SEE ALSO: ENCLOSED HARBOR, STEEL, REINFORCED CONCRETE, AUTOMATIC FLOUR MILL


  • Dugout Canoe 



        Sometimes there Is no real need to be clever, or complex, or even particularly sophisticated when it comes to inventions. Sometimes simple wins. 
        This is definitely the case with the dugout canoe. The people of 7500 B.C.E. needed a way to travel on water, but many of the materials used in the very earliest boatbuilding still lay a long way ahead in the future. So they came up with a simple answer using the technology that was accessible to them. 
        The dugout canoe is, in its most basic terms, a hollowed-out log, nothing more than a tree trunk laid down on its side and its interior removed. All that was required was that the hollowed log had to be big enough for at least one person to sit inside, and the wood had to be sound, not rotten. If a log fulfilled these two criteria, It was a potential canoe. 

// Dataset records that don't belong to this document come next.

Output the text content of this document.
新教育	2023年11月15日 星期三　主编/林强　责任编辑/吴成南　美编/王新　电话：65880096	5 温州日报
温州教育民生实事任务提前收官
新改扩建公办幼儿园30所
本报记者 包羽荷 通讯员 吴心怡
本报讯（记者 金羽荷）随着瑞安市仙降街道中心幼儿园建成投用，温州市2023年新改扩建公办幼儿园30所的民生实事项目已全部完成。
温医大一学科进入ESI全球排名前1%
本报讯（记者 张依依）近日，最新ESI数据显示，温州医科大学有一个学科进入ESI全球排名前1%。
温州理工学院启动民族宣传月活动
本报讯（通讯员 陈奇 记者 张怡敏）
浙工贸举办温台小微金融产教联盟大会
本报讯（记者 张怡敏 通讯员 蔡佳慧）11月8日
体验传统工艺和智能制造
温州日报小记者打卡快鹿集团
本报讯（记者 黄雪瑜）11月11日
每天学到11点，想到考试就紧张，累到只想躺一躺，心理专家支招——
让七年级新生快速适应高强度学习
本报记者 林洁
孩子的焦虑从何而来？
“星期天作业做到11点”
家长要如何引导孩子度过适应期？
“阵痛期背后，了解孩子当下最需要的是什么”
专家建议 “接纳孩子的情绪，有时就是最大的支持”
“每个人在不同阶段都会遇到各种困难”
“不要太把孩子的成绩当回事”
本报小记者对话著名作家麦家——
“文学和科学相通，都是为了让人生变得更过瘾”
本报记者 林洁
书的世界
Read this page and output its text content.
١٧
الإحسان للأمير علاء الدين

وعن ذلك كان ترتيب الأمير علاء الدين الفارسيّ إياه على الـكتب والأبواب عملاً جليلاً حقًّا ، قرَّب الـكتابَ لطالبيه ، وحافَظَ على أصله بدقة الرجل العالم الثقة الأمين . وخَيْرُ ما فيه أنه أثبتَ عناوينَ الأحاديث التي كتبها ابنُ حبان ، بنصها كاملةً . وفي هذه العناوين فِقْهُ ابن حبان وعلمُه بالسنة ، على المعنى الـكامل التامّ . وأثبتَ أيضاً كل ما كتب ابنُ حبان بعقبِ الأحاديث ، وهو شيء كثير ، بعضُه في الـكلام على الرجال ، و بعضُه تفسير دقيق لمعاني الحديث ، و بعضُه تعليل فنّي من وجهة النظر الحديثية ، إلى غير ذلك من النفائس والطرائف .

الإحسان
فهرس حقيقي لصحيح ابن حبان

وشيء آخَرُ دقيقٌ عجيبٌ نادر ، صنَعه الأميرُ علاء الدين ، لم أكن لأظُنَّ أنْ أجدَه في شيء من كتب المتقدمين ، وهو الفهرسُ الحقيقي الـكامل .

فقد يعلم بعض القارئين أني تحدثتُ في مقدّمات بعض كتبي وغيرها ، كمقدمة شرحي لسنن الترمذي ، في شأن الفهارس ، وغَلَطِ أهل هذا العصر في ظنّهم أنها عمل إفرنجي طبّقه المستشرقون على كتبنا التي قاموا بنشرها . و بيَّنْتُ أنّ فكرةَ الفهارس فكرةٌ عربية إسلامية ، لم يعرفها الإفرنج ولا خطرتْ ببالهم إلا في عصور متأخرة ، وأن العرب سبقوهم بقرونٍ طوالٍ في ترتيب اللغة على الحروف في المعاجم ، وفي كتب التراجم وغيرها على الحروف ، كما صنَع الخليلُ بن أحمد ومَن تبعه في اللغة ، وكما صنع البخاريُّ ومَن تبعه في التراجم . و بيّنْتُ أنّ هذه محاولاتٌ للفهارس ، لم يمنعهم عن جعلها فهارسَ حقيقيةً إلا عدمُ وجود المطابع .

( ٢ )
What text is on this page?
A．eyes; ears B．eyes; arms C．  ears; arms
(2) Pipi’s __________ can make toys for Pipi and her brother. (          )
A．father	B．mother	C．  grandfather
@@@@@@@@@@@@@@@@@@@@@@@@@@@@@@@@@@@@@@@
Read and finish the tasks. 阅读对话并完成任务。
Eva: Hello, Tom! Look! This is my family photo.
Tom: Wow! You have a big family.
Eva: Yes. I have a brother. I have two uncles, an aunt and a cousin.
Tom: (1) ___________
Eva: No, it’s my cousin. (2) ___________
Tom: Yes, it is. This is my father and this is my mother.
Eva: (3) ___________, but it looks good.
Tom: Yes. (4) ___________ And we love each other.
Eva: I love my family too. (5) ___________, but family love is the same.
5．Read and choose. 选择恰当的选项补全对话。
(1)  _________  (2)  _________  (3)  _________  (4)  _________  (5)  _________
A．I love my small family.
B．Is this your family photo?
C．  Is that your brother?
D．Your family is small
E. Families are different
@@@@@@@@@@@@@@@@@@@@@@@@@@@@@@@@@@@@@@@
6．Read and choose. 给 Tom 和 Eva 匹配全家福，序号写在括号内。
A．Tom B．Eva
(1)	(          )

        As these vessels were made before the invention of metal tools, the logs were hollowed out using a Controlled fire and a sharpened rock implement (known as an adze) to scrape away the burned wood. Then, to reduce drag in the water, the front and the back of the log were fashioned into a point. 
        Dugout canoes have been excavated in various locations In northern Europe and are the oldest form of boat ever discovered. Before their arrival there were no other forms of water travel in existence-only swimming and clinging to driftwood.